If you discover that your child is using vaping products, it’s best to maintain an open and honest dialogue with them so that they can be reminded of the health implications and that they’re breaking the law.
1. Be prepared to talk open and honestly about the effects of nicotine (positive and negative)
2. Discuss with your child why they have chosen to use an e-cig, and what it is they like about it
3. Share your feelings on their e-cig use in a constructive manner
Selling e-cigarettes to anyone under the age of 18 is against the law so if your child is using them, you may wish to find out where they are sourcing them from so that action can be taken.
Overall, provide a safe space to discuss these matters with your children and consult medical professionals if you are concerned.
Do you market your products to young people?
E-cigarette manufacturers and vendors have a responsibility to be aware of their responsibilities in this area, which is why reputable companies like JAC Vapour do not market or promote vaping to non-smokers or under-18s.
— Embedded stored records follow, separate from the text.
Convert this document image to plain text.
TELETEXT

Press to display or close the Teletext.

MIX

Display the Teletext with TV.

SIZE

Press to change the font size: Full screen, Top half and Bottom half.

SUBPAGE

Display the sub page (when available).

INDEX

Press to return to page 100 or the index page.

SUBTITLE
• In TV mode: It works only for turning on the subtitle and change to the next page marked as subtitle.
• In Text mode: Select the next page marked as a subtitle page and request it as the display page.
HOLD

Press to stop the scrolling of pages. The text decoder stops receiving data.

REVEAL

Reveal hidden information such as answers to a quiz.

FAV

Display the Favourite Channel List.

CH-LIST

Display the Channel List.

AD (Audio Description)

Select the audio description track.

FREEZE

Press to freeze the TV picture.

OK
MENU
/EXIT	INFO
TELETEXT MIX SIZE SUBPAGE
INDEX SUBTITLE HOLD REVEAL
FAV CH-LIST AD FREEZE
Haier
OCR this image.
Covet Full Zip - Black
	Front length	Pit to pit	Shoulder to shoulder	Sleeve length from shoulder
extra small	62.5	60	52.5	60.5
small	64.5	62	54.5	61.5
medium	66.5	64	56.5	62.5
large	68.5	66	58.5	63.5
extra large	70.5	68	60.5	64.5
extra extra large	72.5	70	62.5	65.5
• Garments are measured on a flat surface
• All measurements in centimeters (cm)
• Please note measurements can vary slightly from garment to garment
When the European Union Tobacco Products Directive came into force in May 2016, most forms of advertising relating to vaping were banned, meaning that marketing these products to young people is prohibited. This, paired with the UK law which bans the sale of e-cigarettes to people under the age of 18, provides a strong deterrent to the promotion of vaping to young people.
What does the law say?
The Tobacco and Related Products Regulations 2016 include various stipulations that help ensure your child’s safety.
E-liquids and devices now must be registered with the Medicines and Healthcare products Regulatory Agency (MHRA) before they can be sold, and are subject to specific labelling requirements, including a prominent health warning.
Other restrictions have also been introduced. For example, nicotine-containing e-liquids cannot be sold in bottles larger than 10ml, packaging of e-liquids must be child-resistant and certain additives such as the stimulants caffeine and taurine have been banned.
These rules are in place to ensure that people who choose to switch to vaping can rest easy in the knowledge that their products are safe and regulated.